Иногда непроходимые вьюги несутся несколько дней и ночей над угрюмой землёй, заметая к нему все пути, не пуская и самых нетерпеливых больных, и он немного приходит в себя. Первым делом тщательно бреется, предварительно вымывшись в бане. Тася медицинскими ножницами подправляет причёску. Он разрывает бандероль с опоздавшей на неделю газетой с таким же биением сердца, как три-четыре года назад распечатывал голубые конверты, которые присылала из Саратова Тася. Он размышляет.
Однако и размышления его тяжелы.
Сначала всё ничего. Нетрудно понять, что газету он неизменно раскрывает на разделе театров: так тоскует без музыки, что начинает даже казаться, что никакого “Фауста” нет. Читает: на прошедшей неделе в Большом театре даётся “Аида”. Так и вспыхивает мелодия увертюры. И дальше, и дальше! “Мой милый друг, приди ко мне...” Уже видится незабвенная опера в городе Киеве, уже своим замечательным басом поёт что-то Сибиряков, уже Сашка Гдешинский, в чёрном смокинге, в белом пластроне, с тихой усмешкой, шагает по проходу первого ряда партера, а он!.. Эх! Эх! Вдали от шума, вдали от культурных людей.
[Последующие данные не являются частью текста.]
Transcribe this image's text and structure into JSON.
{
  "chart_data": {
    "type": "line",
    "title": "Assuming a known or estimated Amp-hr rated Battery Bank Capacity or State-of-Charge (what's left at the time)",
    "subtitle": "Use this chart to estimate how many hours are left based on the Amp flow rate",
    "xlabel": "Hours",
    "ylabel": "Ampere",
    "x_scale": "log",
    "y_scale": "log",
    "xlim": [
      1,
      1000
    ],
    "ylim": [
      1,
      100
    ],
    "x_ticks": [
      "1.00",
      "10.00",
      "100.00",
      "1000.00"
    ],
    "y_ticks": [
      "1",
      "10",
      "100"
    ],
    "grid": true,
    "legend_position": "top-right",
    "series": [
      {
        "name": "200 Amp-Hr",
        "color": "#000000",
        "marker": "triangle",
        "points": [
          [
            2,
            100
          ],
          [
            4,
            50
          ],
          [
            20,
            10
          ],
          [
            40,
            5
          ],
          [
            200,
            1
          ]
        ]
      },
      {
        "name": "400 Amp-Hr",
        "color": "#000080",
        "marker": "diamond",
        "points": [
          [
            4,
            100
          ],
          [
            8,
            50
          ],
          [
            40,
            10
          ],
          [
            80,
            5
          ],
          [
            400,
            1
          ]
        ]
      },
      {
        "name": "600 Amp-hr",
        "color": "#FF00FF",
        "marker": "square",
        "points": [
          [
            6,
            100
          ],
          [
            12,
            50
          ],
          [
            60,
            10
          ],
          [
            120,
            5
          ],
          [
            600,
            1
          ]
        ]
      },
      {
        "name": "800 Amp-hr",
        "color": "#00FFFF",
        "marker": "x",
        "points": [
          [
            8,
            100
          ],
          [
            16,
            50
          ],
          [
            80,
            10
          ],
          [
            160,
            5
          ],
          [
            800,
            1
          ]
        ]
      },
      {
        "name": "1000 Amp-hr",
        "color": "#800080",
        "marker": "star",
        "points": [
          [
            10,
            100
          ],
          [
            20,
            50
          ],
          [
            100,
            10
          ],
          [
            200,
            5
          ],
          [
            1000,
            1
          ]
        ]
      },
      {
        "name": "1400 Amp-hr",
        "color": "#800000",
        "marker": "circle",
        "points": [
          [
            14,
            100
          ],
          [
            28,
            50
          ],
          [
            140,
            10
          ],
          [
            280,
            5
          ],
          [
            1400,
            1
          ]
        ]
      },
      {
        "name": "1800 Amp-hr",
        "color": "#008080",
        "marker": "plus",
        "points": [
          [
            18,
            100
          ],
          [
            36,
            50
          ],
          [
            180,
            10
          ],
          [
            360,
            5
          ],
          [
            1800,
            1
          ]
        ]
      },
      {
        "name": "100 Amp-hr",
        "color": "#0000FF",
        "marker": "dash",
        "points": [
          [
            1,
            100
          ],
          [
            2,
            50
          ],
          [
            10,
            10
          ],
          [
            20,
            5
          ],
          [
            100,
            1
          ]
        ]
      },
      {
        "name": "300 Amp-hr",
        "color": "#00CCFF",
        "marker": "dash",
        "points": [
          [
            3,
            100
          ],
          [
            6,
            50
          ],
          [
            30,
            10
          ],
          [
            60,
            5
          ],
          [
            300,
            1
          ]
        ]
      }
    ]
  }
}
И так и брызжет в глаза электрический свет, трезвонит на поворотах трамвай, свежие газеты приходят с утра, “Фауст” действительно есть, потому что “Фауст” бессмертен, интеллигентные люди ходят в гости друг к другу, в галстуках бабочкой, с букетами отличных цветов, целуют ручки у дам, говорят им комплименты, исполняют небольшие концерты, скрипка, гитара, рояль, поют, обсуждают последние новости, спорят о том, за какую именно сумму императрица Алиса Гессенская продаёт своим немцам нашу Россию и какие именно суммы военный министр получает с промышленников за то, что промышленники, сукины дети, поставляют снаряды, которые разрываются в орудийных стволах, калеча и убивая прислугу, спорят о том, победит ли Антанта и чем обернётся для России война, особенно же непримиримые, жаркие споры ведутся о том, какое будущее ожидает Россию, поскольку ни один спор интеллигентных людей обойтись без будущего России просто не может.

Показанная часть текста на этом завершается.